Daley graduated from Fordham University in 1951 and served in the Air Force during the Korean War, then spent six seasons as publicity director for the New York Football Giants listening, observing, remembering. He became very close to some of the players. Those were the days of Frank Gifford, Kyle Rote, Charlie Conerly and Sam Huff. Of Vince Lombardi. Of pro football exploding into the game it is now. Afterwards he wrote a novel called Only a Game based on that team, those years. Sports Illustrated rated it one of the top sports books of all time.

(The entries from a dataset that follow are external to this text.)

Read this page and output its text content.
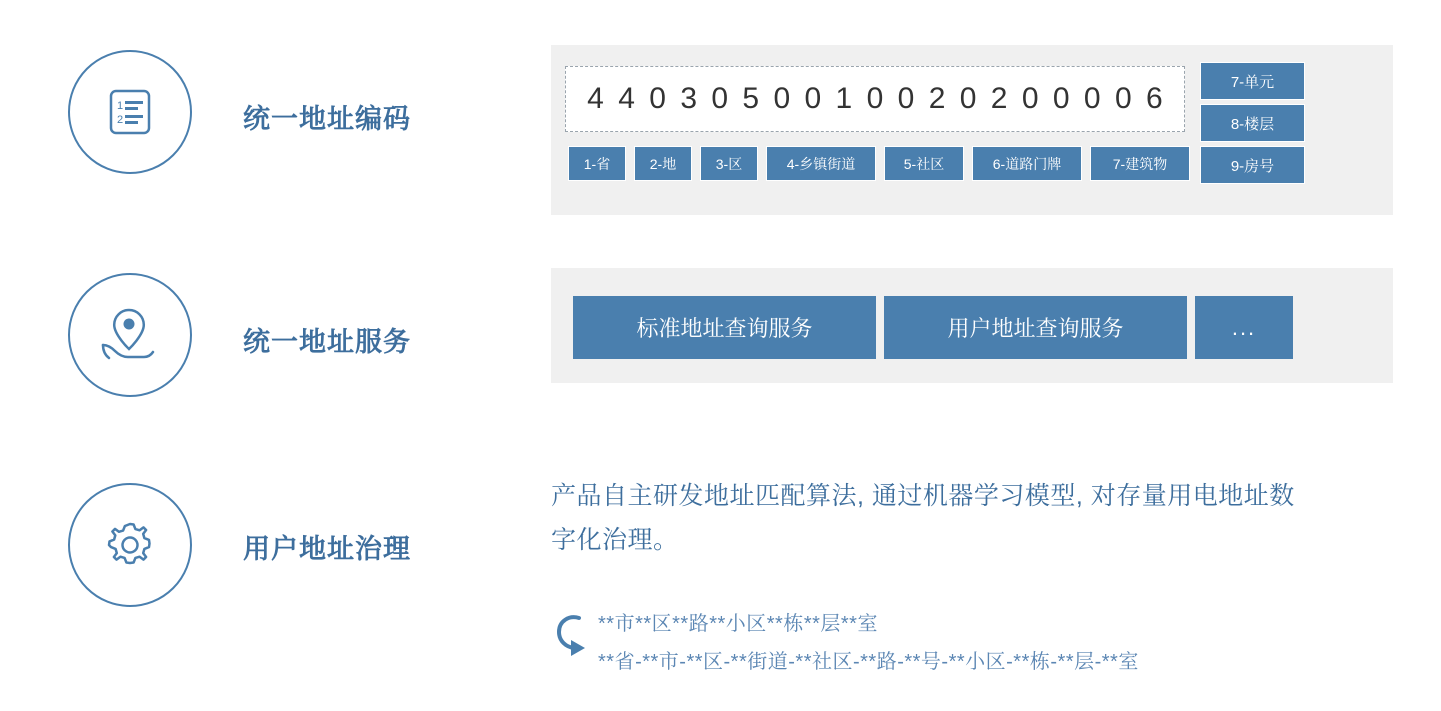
1
2	统一地址编码
统一地址服务
用户地址治理
4 4 0 3 0 5 0 0 1 0 0 2 0 2 0 0 0 0 6
1-省	2-地	3-区	4-乡镇街道	5-社区	6-道路门牌	7-建筑物
7-单元
8-楼层
9-房号
标准地址查询服务	用户地址查询服务	...
产品自主研发地址匹配算法, 通过机器学习模型, 对存量用电地址数字化治理。
**市**区**路**小区**栋**层**室
**省-**市-**区-**街道-**社区-**路-**号-**小区-**栋-**层-**室
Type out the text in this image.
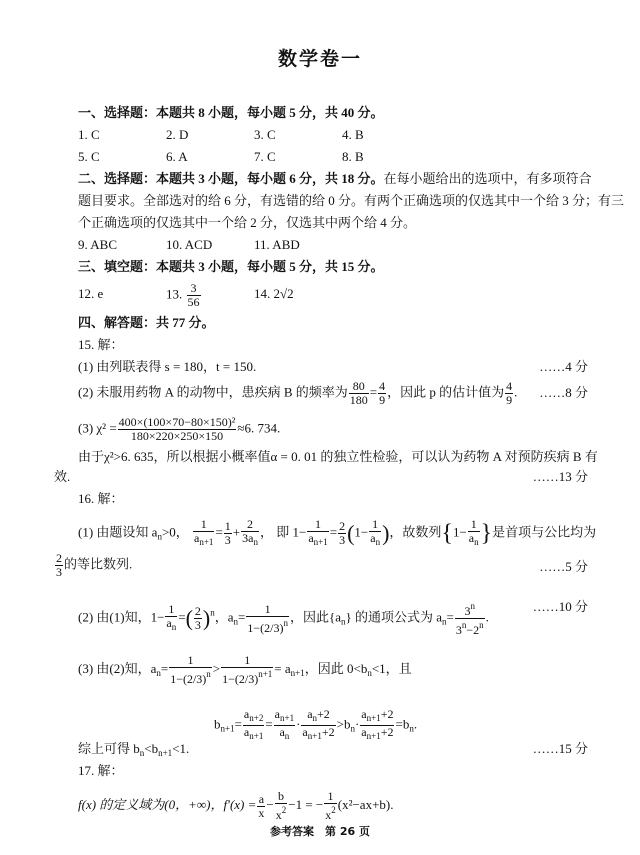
数学卷一
一、选择题：本题共 8 小题，每小题 5 分，共 40 分。
1. C	2. D	3. C	4. B
5. C	6. A	7. C	8. B
二、选择题：本题共 3 小题，每小题 6 分，共 18 分。在每小题给出的选项中，有多项符合
题目要求。全部选对的给 6 分，有选错的给 0 分。有两个正确选项的仅选其中一个给 3 分；有三
个正确选项的仅选其中一个给 2 分，仅选其中两个给 4 分。
9. ABC	10. ACD	11. ABD
三、填空题：本题共 3 小题，每小题 5 分，共 15 分。
12. e	13. $\frac{3}{56}$	14. 2√2
四、解答题：共 77 分。
15. 解：
(1) 由列联表得 s = 180，t = 150.	……4 分
(2) 未服用药物 A 的动物中，患疾病 B 的频率为 $\frac{80}{180} = \frac{4}{9}$ ，因此 p 的估计值为 $\frac{4}{9}$ . ……8 分
(3) $\chi^2 = \frac{\text{400×(100×70−80×150)²}}{180\times 220\times 250\times 150} \approx 6$. 734.
由于χ²>6. 635，所以根据小概率值α = 0. 01 的独立性检验，可以认为药物 A 对预防疾病 B 有
效.	……13 分
16. 解：
(1) 由题设知 $a_n>0$， $\frac{1}{a_{n+1}} = \frac{1}{3} + \frac{2}{3a_n}$ ， 即 $1- \frac{1}{a_{n+1}} = \frac{2}{3} (1- \frac{1}{a_n}$ )，故数列{$1- \frac{1}{a_n}$ }是首项与公比均为
$\frac{2}{3}$ 的等比数列.	……5 分
(2) 由(1)知，$1- \frac{1}{a_n}$ =( $\frac{2}{3} )^n$，$a_n= \frac{1}{1-(2/3)^n}$ ，因此$\{a_n\}$ 的通项公式为 $a_n= \frac{3^n}{3^n-2^n}$ .
……10 分
(3) 由(2)知，$a_n= \frac{1}{1-(2/3)^n} > \frac{1}{1-(2/3)^{n+1}} = a_{n+1}$，因此 $0<b_n<1$，且
$b_{n+1}= \frac{a_{n+2}}{a_{n+1}} = \frac{a_{n+1}}{a_n} \cdot \frac{a_n+2}{a_{n+1}+2} >b_n\cdot \frac{a_{n+1}+2}{a_{n+1}+2} =b_n$.
综上可得 $b_n<b_{n+1}<1$.	……15 分
17. 解：
f(x) 的定义域为(0，+∞)，$f'(x) = \frac{a}{x} - \frac{b}{x^2} -1$ = − $\frac{1}{x^2} (x^2-ax+b)$.
参考答案　第 26 页
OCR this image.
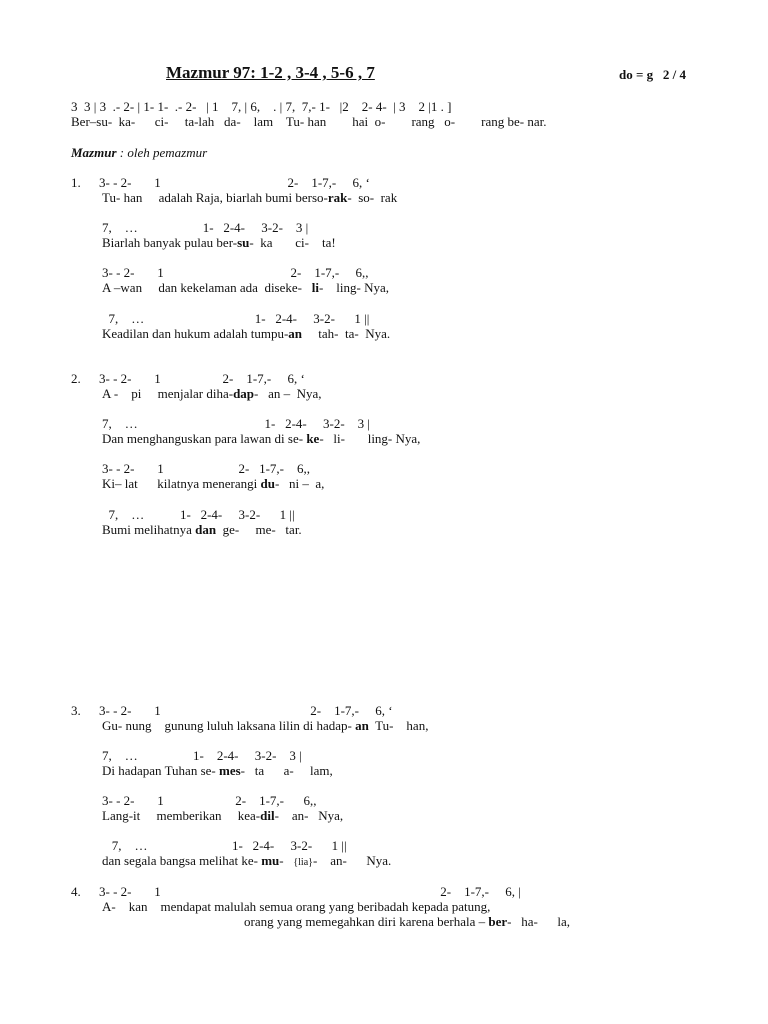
Mazmur 97: 1-2 , 3-4 , 5-6 , 7	do = g   2 / 4
3  3 | 3  .- 2- | 1- 1-  .- 2-   | 1    7, | 6,    . | 7,  7,- 1-   |2    2- 4-  | 3    2 |1 . ]
Ber–su-  ka-      ci-     ta-lah   da-    lam    Tu- han        hai  o-        rang   o-        rang be- nar.
Mazmur : oleh pemazmur
1. 3- - 2-       1                                       2-    1-7,-     6, ‘
Tu- han     adalah Raja, biarlah bumi berso-rak-  so-  rak
7,    …                    1-   2-4-     3-2-    3 |
Biarlah banyak pulau ber-su-  ka       ci-    ta!
3- - 2-       1                                       2-    1-7,-     6,,
A –wan     dan kekelaman ada  diseke-   li-    ling- Nya,
7,    …                                  1-   2-4-     3-2-      1 ||
Keadilan dan hukum adalah tumpu-an     tah-  ta-  Nya.
2. 3- - 2-       1                   2-    1-7,-     6, ‘
A -    pi     menjalar diha-dap-   an –  Nya,
7,    …                                       1-   2-4-     3-2-    3 |
Dan menghanguskan para lawan di se- ke-   li-       ling- Nya,
3- - 2-       1                       2-   1-7,-    6,,
Ki– lat      kilatnya menerangi du-   ni –  a,
7,    …           1-   2-4-     3-2-      1 ||
Bumi melihatnya dan  ge-     me-   tar.
3. 3- - 2-       1                                              2-    1-7,-     6, ‘
Gu- nung    gunung luluh laksana lilin di hadap- an  Tu-    han,
7,    …                 1-    2-4-     3-2-    3 |
Di hadapan Tuhan se- mes-   ta      a-     lam,
3- - 2-       1                      2-    1-7,-      6,,
Lang-it     memberikan     kea-dil-    an-   Nya,
7,    …                          1-   2-4-     3-2-      1 ||
dan segala bangsa melihat ke- mu-   {lia}-    an-      Nya.
4. 3- - 2-       1                                                                                      2-    1-7,-     6, |
A-    kan    mendapat malulah semua orang yang beribadah kepada patung,
orang yang memegahkan diri karena berhala – ber-   ha-      la,
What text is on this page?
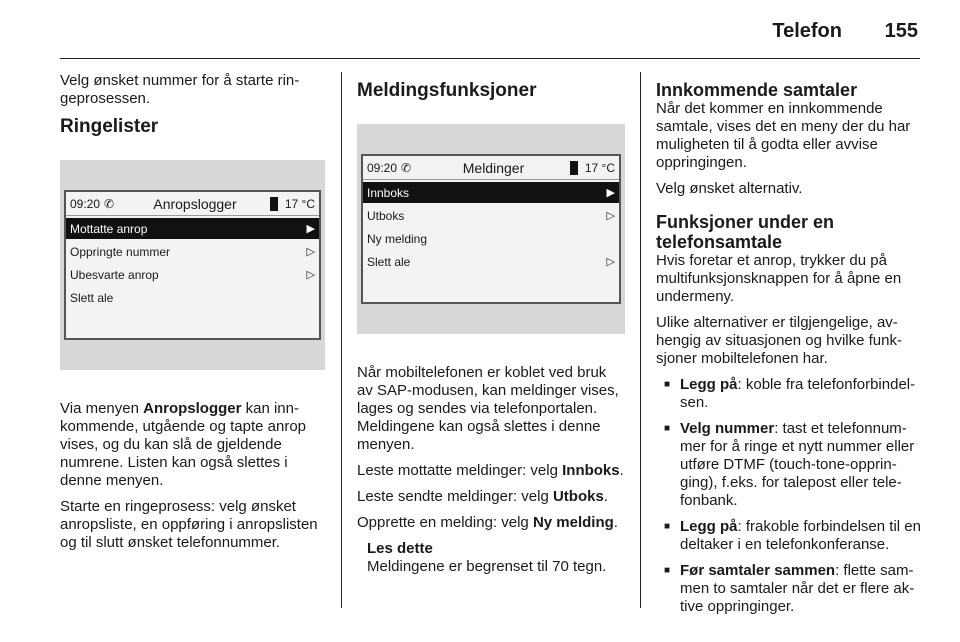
Telefon 155

Velg ønsket nummer for å starte ringeprosessen.

Ringelister
09:20 ✆	Anropslogger	17 °C
Mottatte anrop	▶
Oppringte nummer	▷
Ubesvarte anrop	▷
Slett ale

Via menyen Anropslogger kan innkommende, utgående og tapte anrop vises, og du kan slå de gjeldende numrene. Listen kan også slettes i denne menyen.

Starte en ringeprosess: velg ønsket anropsliste, en oppføring i anropslisten og til slutt ønsket telefonnummer.

Meldingsfunksjoner
09:20 ✆	Meldinger	17 °C
Innboks	▶
Utboks	▷
Ny melding
Slett ale	▷

Når mobiltelefonen er koblet ved bruk av SAP-modusen, kan meldinger vises, lages og sendes via telefonportalen. Meldingene kan også slettes i denne menyen.

Leste mottatte meldinger: velg Innboks.

Leste sendte meldinger: velg Utboks.

Opprette en melding: velg Ny melding.

Les dette
Meldingene er begrenset til 70 tegn.
Innkommende samtaler

Når det kommer en innkommende samtale, vises det en meny der du har muligheten til å godta eller avvise oppringingen.

Velg ønsket alternativ.

Funksjoner under en telefonsamtale

Hvis foretar et anrop, trykker du på multifunksjonsknappen for å åpne en undermeny.

Ulike alternativer er tilgjengelige, avhengig av situasjonen og hvilke funksjoner mobiltelefonen har.

■ Legg på: koble fra telefonforbindelsen.
■ Velg nummer: tast et telefonnummer for å ringe et nytt nummer eller utføre DTMF (touch-tone-oppringing), f.eks. for talepost eller telefonbank.
■ Legg på: frakoble forbindelsen til en deltaker i en telefonkonferanse.
■ Før samtaler sammen: flette sammen to samtaler når det er flere aktive oppringinger.
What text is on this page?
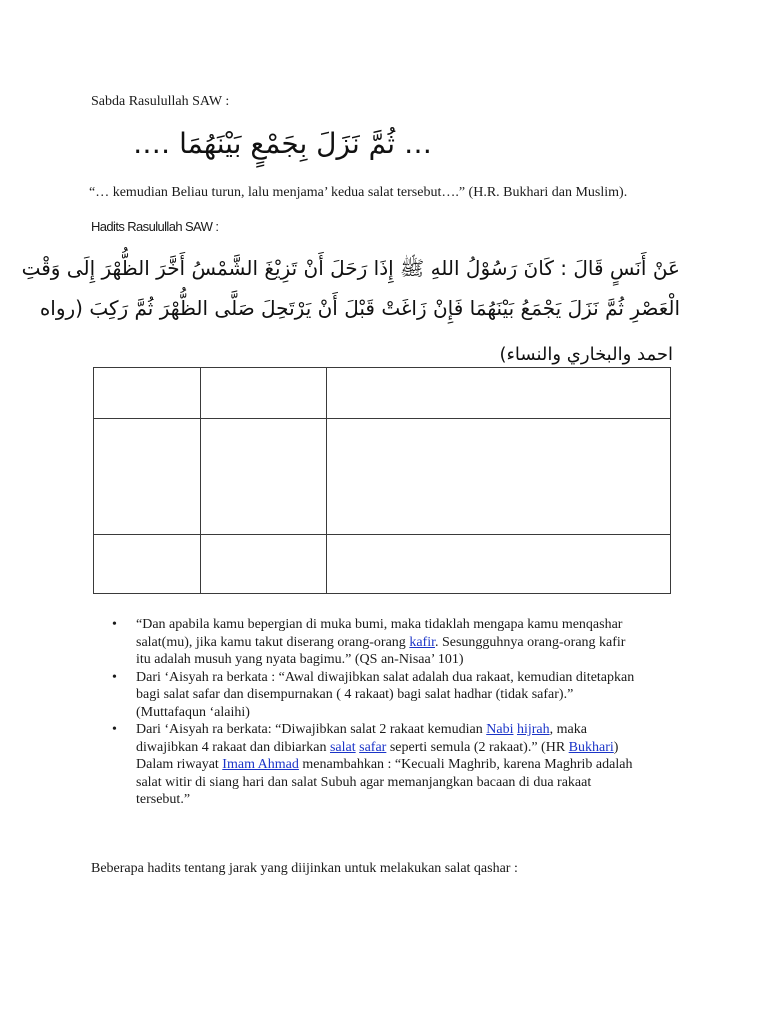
Sabda Rasulullah SAW :
… ثُمَّ نَزَلَ بِجَمْعٍ بَيْنَهُمَا ….
“… kemudian Beliau turun, lalu menjama’ kedua salat tersebut….” (H.R. Bukhari dan Muslim).
Hadits Rasulullah SAW :
عَنْ أَنَسٍ قَالَ : كَانَ رَسُوْلُ اللهِ ﷺ إِذَا رَحَلَ أَنْ تَزِيْغَ الشَّمْسُ أَخَّرَ الظُّهْرَ إِلَى وَقْتِ
الْعَصْرِ ثُمَّ نَزَلَ يَجْمَعُ بَيْنَهُمَا فَإِنْ زَاغَتْ قَبْلَ أَنْ يَرْتَحِلَ صَلَّى الظُّهْرَ ثُمَّ رَكِبَ (رواه
احمد والبخاري والنساء)

• “Dan apabila kamu bepergian di muka bumi, maka tidaklah mengapa kamu menqashar
salat(mu), jika kamu takut diserang orang-orang kafir. Sesungguhnya orang-orang kafir
itu adalah musuh yang nyata bagimu.” (QS an-Nisaa’ 101)
• Dari ‘Aisyah ra berkata : “Awal diwajibkan salat adalah dua rakaat, kemudian ditetapkan
bagi salat safar dan disempurnakan ( 4 rakaat) bagi salat hadhar (tidak safar).”
(Muttafaqun ‘alaihi)
• Dari ‘Aisyah ra berkata: “Diwajibkan salat 2 rakaat kemudian Nabi hijrah, maka
diwajibkan 4 rakaat dan dibiarkan salat safar seperti semula (2 rakaat).” (HR Bukhari)
Dalam riwayat Imam Ahmad menambahkan : “Kecuali Maghrib, karena Maghrib adalah
salat witir di siang hari dan salat Subuh agar memanjangkan bacaan di dua rakaat
tersebut.”
Beberapa hadits tentang jarak yang diijinkan untuk melakukan salat qashar :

After the Giants he worked six years on the foreign staff of The New York Times, living in Paris but covering stories in sixteen countries in all, if you count places like Monaco and Andorra. He was sent to North Africa for a war, and to Ireland for a horse race, reported from Lisbon on the Atlantic to Stalingrad (now Volgograd) on the edge of Asia.
In 1971–72 he served as Deputy Commissioner of the New York Police Department a period that turned out to be one of the most tumultuous in NYPD history: two Mafia Dons were gunned down, the Pierre Hotel was looted in the city's biggest jewel heist ever, the Knapp Commission investigation into police corruption caused tremendous upheaval in the department and the city, four police officers were shot in the back as they walked on patrol and their guns stolen, and two others were machine-gunned in their car, all by assailants calling themselves the Black Liberation Army. Daley, present at the top level of headquarters, recounted these events and others in the nonfiction book Target Blue. He said later that when he agreed to take the job, he never expected events like this, or an experience like this, that it was more than he had bargained for.
A number of novels set against an NYPD headquarters background followed. His award-winning 1978 nonfiction work Prince of the City was hailed by The New York Times Book Review: "The policeman as flawed hero, a recurrent and enormously popular figure in contemporary writing, has never been done better." Daley's books, which have been translated into 16 languages, include Year of the Dragon, Tainted Evidence (filmed as Night Falls on Manhattan), and Prince of the City.
Most of his books grew out of immersing himself deeply in people and subjects that fascinated him, from Grand Prix racing to opera to bullfights to treasure diving—and of course the NYPD.
The parents of three grown daughters, he and his French-born wife divide their time between homes in Bronxville, New York and Nice, France.